Tories family plans: one step forward, two steps back for dads

David Willett - outlined Tory plans today

Tory ministers yesterday previewed a green paper which proposes more rights for dads to see their kids. The reforms would be good news for fathers if they were not set amongst a series of potentially unhelpful family policies which would cancel out any potential benefits of the plans.

Speaking to The Guardian, the shadow minister for employment and skills David Willetts laid out the paper’s vision. In it the party proposes making it easier for grandparents and fathers to stay in contact with children when marriages break up and outlines plans  to provide more help for fathers in struggling relationships. The long-called for fatherhood reforms, however, are packaged in with a raft of other measures designed to ’strengthen’ the family; with increasing the  number of marriages  in the UK at the heart of the paper.

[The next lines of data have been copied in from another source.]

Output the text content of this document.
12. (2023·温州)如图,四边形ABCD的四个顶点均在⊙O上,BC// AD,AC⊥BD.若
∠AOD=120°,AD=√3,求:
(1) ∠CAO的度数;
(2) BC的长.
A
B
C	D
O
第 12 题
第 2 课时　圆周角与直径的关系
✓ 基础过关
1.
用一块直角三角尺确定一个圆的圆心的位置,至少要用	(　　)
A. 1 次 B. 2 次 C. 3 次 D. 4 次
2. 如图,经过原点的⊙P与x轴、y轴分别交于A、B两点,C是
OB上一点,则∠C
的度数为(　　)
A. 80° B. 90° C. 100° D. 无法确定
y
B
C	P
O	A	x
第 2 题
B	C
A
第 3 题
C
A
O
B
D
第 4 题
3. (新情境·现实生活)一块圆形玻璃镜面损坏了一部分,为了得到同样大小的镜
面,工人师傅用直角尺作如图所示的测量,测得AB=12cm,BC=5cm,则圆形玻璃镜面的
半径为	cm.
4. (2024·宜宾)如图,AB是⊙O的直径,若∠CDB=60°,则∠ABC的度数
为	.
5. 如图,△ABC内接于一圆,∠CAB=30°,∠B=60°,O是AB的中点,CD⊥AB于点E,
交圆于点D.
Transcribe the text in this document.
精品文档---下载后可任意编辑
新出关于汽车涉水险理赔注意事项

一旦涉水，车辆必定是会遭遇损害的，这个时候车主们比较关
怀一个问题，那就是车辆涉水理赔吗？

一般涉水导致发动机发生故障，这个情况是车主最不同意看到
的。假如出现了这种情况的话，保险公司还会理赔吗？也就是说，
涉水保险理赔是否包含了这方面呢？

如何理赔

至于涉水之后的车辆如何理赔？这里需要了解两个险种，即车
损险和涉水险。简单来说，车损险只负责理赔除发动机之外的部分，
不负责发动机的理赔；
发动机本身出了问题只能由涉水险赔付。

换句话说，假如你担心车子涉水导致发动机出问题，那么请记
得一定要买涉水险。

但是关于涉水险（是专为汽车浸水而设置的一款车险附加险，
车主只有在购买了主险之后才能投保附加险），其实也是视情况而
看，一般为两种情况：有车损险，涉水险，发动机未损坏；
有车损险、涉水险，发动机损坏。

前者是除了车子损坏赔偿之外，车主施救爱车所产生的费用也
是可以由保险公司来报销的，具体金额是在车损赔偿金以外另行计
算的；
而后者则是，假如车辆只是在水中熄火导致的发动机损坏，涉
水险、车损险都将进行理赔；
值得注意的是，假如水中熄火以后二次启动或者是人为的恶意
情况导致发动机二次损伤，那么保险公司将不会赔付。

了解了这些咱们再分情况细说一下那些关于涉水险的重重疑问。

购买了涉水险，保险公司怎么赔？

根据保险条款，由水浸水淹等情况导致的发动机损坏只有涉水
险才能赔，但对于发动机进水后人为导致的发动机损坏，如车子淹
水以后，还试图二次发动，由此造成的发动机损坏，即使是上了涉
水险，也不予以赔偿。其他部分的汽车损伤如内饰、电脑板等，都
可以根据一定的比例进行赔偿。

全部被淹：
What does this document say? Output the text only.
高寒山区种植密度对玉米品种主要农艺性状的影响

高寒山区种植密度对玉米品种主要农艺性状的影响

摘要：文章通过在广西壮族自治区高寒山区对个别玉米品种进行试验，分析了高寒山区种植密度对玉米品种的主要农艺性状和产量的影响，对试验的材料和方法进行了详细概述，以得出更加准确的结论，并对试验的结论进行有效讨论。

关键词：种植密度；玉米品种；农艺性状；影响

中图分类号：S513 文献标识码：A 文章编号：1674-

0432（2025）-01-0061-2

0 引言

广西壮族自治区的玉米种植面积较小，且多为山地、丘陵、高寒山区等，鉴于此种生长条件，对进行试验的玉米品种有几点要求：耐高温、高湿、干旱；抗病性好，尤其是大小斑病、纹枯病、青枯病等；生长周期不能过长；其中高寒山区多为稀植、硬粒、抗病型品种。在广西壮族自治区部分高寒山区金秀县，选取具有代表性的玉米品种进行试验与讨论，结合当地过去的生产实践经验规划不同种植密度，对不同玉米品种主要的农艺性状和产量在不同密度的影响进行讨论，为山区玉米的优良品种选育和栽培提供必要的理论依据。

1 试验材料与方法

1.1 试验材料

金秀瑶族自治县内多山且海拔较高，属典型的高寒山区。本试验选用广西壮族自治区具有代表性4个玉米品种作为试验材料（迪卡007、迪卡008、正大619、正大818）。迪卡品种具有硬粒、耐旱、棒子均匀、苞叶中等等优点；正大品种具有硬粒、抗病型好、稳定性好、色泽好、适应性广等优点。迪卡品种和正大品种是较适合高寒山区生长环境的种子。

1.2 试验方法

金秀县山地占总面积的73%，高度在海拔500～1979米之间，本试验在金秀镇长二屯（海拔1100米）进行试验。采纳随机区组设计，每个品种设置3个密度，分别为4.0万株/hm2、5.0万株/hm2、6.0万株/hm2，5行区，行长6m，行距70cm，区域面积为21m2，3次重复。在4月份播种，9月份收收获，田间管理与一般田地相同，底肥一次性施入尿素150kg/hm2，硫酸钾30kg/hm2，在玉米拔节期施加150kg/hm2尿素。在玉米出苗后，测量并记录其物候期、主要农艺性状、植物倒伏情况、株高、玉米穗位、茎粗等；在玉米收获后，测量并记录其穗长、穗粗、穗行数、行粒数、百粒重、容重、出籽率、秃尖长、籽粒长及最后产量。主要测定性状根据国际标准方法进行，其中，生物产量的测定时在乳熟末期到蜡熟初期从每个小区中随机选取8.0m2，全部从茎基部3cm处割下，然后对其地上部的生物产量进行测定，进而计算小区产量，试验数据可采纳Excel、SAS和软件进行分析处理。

While the promise of fairer treatment of dads will come as good news to those such as Fathers 4 Justice who have been long campaigning for fairer rules on fathers seeing their kids, the fact that these concessions are to be packaged in with reforms based around marriage is a clear insight into backwards Tory party policies and a case of one step forward, two steps back.

While the party under the lead of David Cameron is desperately attempting to prove its modern edge by offering ‘modern’ reforms, papers like this reveal that while the Tories claim to be forward looking, they are fundamentally the same right-leaning group unable to break from the past.

By pushing an outdated 1950s view of society where the nuclear family is God, single fathers are only pushed onto the fringes of society and seen as an undesirable outcast from the ‘normal,’ ‘loving’ family.

Their outdated views, while appealing to the party’s core voters close to a  general election, only go to stigmatise dads who are no longer with their partners, thus cancelling out the benefits of the proposed changes in the law.

With one third of marriages now ending in divorce, it is time for the Tory party to change the way it sees the world and propose some reforms that actually change the status quo without harking back to an imagined Utopian age which is damaging and ultimately unattainable.